1.1.16. patsy.te¶

patsy.te(s1, .., sn, constraints=None)¶

Generates smooth of several covariates as a tensor product of the bases of marginal univariate smooths s1, .., sn. The marginal smooths are required to transform input univariate data into some kind of smooth functions basis producing a 2-d array output with the (i, j) element corresponding to the value of the j th basis function at the i th data point. The resulting basis dimension is the product of the basis dimensions of the marginal smooths. The usual usage is something like:

y ~ 1 + te(cr(x1, df=5), cc(x2, df=6), constraints='center')

to fit y as a smooth function of both x1 and x2, with a natural cubic spline for x1 marginal smooth and a cyclic cubic spline for x2 (and centering constraint absorbed in the resulting design matrix).

Parameters:

constraints – Either a 2-d array defining general linear constraints (that is np.dot(constraints, betas) is zero, where betas denotes the array of initial parameters, corresponding to the initial unconstrained design matrix), or the string 'center' indicating that we should apply a centering constraint (this constraint will be computed from the input data, remembered and re-used for prediction from the fitted model).

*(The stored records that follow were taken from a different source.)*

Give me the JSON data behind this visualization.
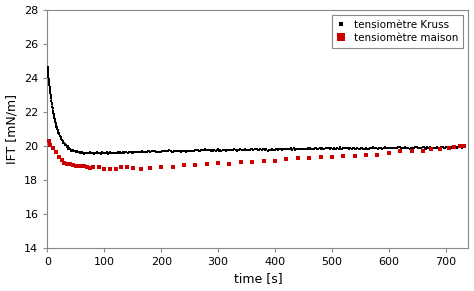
{
  "title": "",
  "xlabel": "time [s]",
  "ylabel": "IFT [mN/m]",
  "xlim": [
    0,
    740
  ],
  "ylim": [
    14,
    28
  ],
  "yticks": [
    14,
    16,
    18,
    20,
    22,
    24,
    26,
    28
  ],
  "xticks": [
    0,
    100,
    200,
    300,
    400,
    500,
    600,
    700
  ],
  "legend_kruss": "tensiomètre Kruss",
  "legend_maison": "tensiomètre maison",
  "color_kruss": "#000000",
  "color_maison": "#cc0000",
  "bg_color": "#ffffff",
  "spine_color": "#888888"
}
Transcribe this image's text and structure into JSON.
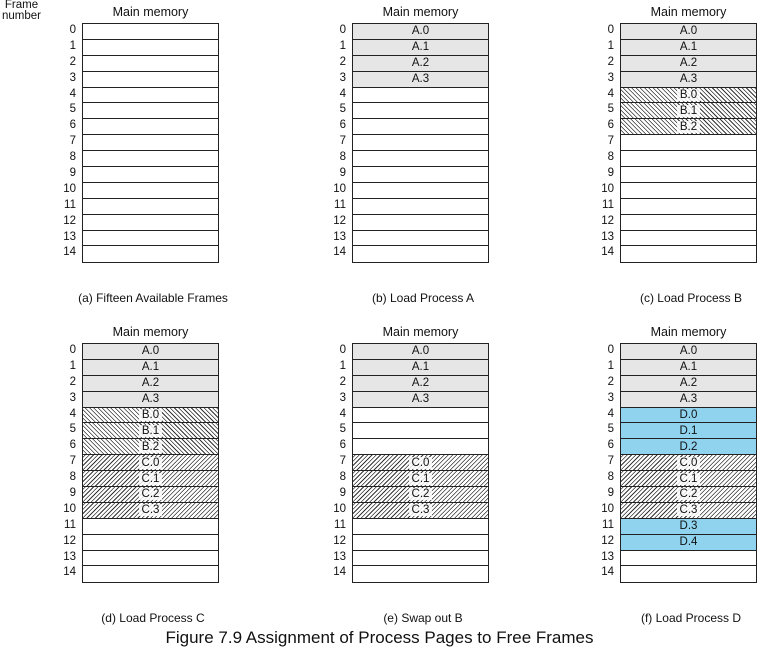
{
  "frame_header": "Frame\nnumber",
  "memory_label": "Main memory",
  "frame_numbers": [
    "0",
    "1",
    "2",
    "3",
    "4",
    "5",
    "6",
    "7",
    "8",
    "9",
    "10",
    "11",
    "12",
    "13",
    "14"
  ],
  "panels": [
    {
      "id": "a",
      "caption": "(a) Fifteen Available Frames",
      "cells": [
        "",
        "",
        "",
        "",
        "",
        "",
        "",
        "",
        "",
        "",
        "",
        "",
        "",
        "",
        ""
      ],
      "styles": [
        "",
        "",
        "",
        "",
        "",
        "",
        "",
        "",
        "",
        "",
        "",
        "",
        "",
        "",
        ""
      ]
    },
    {
      "id": "b",
      "caption": "(b) Load Process A",
      "cells": [
        "A.0",
        "A.1",
        "A.2",
        "A.3",
        "",
        "",
        "",
        "",
        "",
        "",
        "",
        "",
        "",
        "",
        ""
      ],
      "styles": [
        "gray",
        "gray",
        "gray",
        "gray",
        "",
        "",
        "",
        "",
        "",
        "",
        "",
        "",
        "",
        "",
        ""
      ]
    },
    {
      "id": "c",
      "caption": "(c) Load Process B",
      "cells": [
        "A.0",
        "A.1",
        "A.2",
        "A.3",
        "B.0",
        "B.1",
        "B.2",
        "",
        "",
        "",
        "",
        "",
        "",
        "",
        ""
      ],
      "styles": [
        "gray",
        "gray",
        "gray",
        "gray",
        "hatchB",
        "hatchB",
        "hatchB",
        "",
        "",
        "",
        "",
        "",
        "",
        "",
        ""
      ]
    },
    {
      "id": "d",
      "caption": "(d) Load Process C",
      "cells": [
        "A.0",
        "A.1",
        "A.2",
        "A.3",
        "B.0",
        "B.1",
        "B.2",
        "C.0",
        "C.1",
        "C.2",
        "C.3",
        "",
        "",
        "",
        ""
      ],
      "styles": [
        "gray",
        "gray",
        "gray",
        "gray",
        "hatchB",
        "hatchB",
        "hatchB",
        "hatchC",
        "hatchC",
        "hatchC",
        "hatchC",
        "",
        "",
        "",
        ""
      ]
    },
    {
      "id": "e",
      "caption": "(e) Swap out B",
      "cells": [
        "A.0",
        "A.1",
        "A.2",
        "A.3",
        "",
        "",
        "",
        "C.0",
        "C.1",
        "C.2",
        "C.3",
        "",
        "",
        "",
        ""
      ],
      "styles": [
        "gray",
        "gray",
        "gray",
        "gray",
        "",
        "",
        "",
        "hatchC",
        "hatchC",
        "hatchC",
        "hatchC",
        "",
        "",
        "",
        ""
      ]
    },
    {
      "id": "f",
      "caption": "(f) Load Process D",
      "cells": [
        "A.0",
        "A.1",
        "A.2",
        "A.3",
        "D.0",
        "D.1",
        "D.2",
        "C.0",
        "C.1",
        "C.2",
        "C.3",
        "D.3",
        "D.4",
        "",
        ""
      ],
      "styles": [
        "gray",
        "gray",
        "gray",
        "gray",
        "blue",
        "blue",
        "blue",
        "hatchC",
        "hatchC",
        "hatchC",
        "hatchC",
        "blue",
        "blue",
        "",
        ""
      ]
    }
  ],
  "figure_caption": "Figure 7.9   Assignment of Process Pages to Free Frames"
}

The constraints are absorbed in the resulting design matrix which means that the model is actually rewritten in terms of unconstrained parameters. For more details see spline-regression.

Using this function requires scipy be installed.

Note

This function reproduce the tensor product smooth ‘te’ as implemented in the R package ‘mgcv’ (GAM modelling). See also ‘Generalized Additive Models’, Simon N. Wood, 2006, pp 158-163

New in version 0.3.0.